How does that exclude tattoos? If you see 11 photos, and the person has an identical face tattoo in all except one, wouldn't you be immediately suspicious?
@firstuserhere Good point about racial/gender/whatever minorities. Since "anyone" appears prominently in the title, I'm comfortable saying that if the AI can't handle minorities, that'd be a NO for this market.
should be able to get a deepfake of a real person with a unicorn in the background
Agreed, but for the purposes of testing we'd want nonmythical creatures so as not to give the human judge extraneous hints about fakeness.
Not arguing any specific point but I had roughly interpreted the market as trying to capture the following:
There is a thing people call "deepfakes" that exists today. People are able to create these for some specific people by training on pictures of them specifically or whatever. However, the training takes a while (not "instant", skill requirement -> not "anyone"), and used to require a fairly large set of pictures (practically implies: not "anyone"). By 2027, will there be a tool without these issues publicly available that can be used to create deepfakes (as they can be created today for some specific people) of arbitrary people?
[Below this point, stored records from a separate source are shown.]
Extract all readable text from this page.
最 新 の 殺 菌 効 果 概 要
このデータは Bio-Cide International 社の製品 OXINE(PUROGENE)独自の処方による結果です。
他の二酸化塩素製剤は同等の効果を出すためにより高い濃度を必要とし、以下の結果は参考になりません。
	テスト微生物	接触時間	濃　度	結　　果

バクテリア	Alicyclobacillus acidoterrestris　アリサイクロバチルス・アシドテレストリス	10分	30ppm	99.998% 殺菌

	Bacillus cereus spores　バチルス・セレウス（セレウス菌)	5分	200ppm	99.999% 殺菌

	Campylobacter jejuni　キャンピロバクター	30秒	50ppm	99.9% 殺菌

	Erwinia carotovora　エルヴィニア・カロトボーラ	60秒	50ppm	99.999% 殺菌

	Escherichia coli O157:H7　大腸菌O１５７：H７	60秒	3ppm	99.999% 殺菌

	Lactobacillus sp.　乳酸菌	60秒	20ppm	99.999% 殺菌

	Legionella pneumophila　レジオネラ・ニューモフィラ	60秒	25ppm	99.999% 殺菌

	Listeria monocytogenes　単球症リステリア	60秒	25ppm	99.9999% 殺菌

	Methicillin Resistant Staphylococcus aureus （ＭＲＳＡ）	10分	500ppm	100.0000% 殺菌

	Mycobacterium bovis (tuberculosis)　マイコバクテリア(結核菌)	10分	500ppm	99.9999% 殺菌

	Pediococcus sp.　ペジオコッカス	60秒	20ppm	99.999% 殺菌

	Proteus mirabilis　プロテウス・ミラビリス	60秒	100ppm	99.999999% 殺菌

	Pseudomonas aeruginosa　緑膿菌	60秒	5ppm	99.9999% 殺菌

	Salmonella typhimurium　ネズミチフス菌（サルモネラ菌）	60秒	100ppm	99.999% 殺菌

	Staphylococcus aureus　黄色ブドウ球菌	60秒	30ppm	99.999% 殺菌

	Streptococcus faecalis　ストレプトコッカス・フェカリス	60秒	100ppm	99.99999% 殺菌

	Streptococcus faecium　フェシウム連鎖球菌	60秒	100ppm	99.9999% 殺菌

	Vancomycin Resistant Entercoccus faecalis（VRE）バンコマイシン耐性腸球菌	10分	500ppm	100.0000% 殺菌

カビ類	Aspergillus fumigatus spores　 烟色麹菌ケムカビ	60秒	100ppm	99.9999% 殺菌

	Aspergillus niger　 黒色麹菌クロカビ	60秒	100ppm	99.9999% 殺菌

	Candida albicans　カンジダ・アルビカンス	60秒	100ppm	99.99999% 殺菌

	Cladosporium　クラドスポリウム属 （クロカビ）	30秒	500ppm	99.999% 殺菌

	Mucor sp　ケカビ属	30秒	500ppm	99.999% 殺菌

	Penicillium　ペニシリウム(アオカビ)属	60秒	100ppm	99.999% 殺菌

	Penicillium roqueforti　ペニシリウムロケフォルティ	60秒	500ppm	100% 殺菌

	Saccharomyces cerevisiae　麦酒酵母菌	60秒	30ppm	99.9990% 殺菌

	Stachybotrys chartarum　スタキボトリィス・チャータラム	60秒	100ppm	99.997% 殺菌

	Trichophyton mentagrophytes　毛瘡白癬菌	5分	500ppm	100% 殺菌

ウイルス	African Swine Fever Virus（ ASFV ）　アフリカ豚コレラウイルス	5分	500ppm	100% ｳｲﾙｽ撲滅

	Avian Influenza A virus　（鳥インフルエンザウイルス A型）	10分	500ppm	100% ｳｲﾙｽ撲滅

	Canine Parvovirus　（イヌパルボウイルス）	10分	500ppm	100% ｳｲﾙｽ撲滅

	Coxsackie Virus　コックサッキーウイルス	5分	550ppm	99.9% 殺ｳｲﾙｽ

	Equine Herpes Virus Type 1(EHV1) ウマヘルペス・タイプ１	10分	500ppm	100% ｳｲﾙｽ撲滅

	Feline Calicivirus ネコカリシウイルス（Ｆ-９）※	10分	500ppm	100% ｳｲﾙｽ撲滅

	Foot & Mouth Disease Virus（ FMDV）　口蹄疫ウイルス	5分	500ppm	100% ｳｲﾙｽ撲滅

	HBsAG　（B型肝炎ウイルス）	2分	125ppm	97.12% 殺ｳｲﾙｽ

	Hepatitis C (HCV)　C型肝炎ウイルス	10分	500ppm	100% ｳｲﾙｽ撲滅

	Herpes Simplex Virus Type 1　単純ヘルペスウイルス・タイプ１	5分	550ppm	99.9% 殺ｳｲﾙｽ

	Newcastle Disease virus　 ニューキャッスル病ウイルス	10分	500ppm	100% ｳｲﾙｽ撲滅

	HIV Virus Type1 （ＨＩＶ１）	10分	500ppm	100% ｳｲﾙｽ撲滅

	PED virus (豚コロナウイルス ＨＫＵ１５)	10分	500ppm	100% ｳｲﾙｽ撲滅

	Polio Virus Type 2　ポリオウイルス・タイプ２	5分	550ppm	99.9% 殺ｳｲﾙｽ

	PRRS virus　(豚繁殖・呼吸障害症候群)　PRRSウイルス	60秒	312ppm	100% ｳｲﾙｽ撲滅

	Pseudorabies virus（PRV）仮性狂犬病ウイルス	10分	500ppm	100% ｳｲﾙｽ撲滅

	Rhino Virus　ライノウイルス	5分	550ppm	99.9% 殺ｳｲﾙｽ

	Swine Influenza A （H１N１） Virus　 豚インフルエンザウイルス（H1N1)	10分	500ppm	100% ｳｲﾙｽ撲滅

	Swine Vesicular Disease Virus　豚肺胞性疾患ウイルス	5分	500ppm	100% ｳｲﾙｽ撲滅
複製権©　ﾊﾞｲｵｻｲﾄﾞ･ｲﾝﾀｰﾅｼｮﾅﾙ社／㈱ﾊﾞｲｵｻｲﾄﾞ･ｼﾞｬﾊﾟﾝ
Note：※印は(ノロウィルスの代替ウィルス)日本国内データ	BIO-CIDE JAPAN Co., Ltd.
@jskf I don't think there is a deepfake generator like that today, even with plenty of time and sample photos available. The "best" examples of deepfakes today are manually created, usually with mapping a celebrity face onto a real video of another person or moving their lips, eyebrows, etc. on an existing photo/video of the celebrity. DALL-E and Midjourney can also produce celebrity photos, but those are difficult to guide (e.g., a certain facial expression), and I don't think anyone would argue they're believable.
This sounds important to pin down. What are the best or typical existing examples of deepfakes that we have? Googling just now, I see a video of Jerry Seinfeld deepfaked into the movie Pulp Fiction:
I think it's entirely believable as an image, right? So for a YES in this market we need to be able to automatically generate something similarly good for an arbitrary person with a description like "so-and-so sitting on the bathroom floor next to the toilet, holding a gun and grimacing"
@dreev Yes, I think there are a lot of believable deepfakes online where a celebrity face has been manually edited onto a real photo of someone else. There are also some very impressive videos that have lookalikes who emulate voice and mannerisms. My favorite is Miles Fischer, who does Tom Cruise:
@Jacy right, I don't actually know how people currently do deepfakes. If it involves a bunch of manual (~non-ML) work in practice then that's fine. My main point is I assume the market is trying to capture whether there will be a product that can replace whatever pipeline currently exists, such that it becomes feasible for arbitrary people to get its outputs with arbitrary people as the subject. (As opposed to something you could not get at all by paying someone to use tools that currently exist given enough time, skill and reference material.)
@jskf I'm interpreting what the market intends to capture the same as you, but beware the mismatch between title and criteria. From the criteria the AI needs to be able to nail down any arbitrary prompt to essentially Gary Marcus' satisfaction and needs to be able to do this with up to 5 real people. So if the AI nails all the people but fails with the cat juggling 7 squirrels in the background this might still resolve no.
@Primer I just now edited the title to try to capture this better. See also recent comments discussing how to pin down the "doing anything" part better.
@dreev Ok, so this is actually "By end of 2027, people won't be able to recognize AI generated images containing any 1-5 arbitrary persons as AI generated" which is a much stronger claim than whether one can easily generate a deepfake.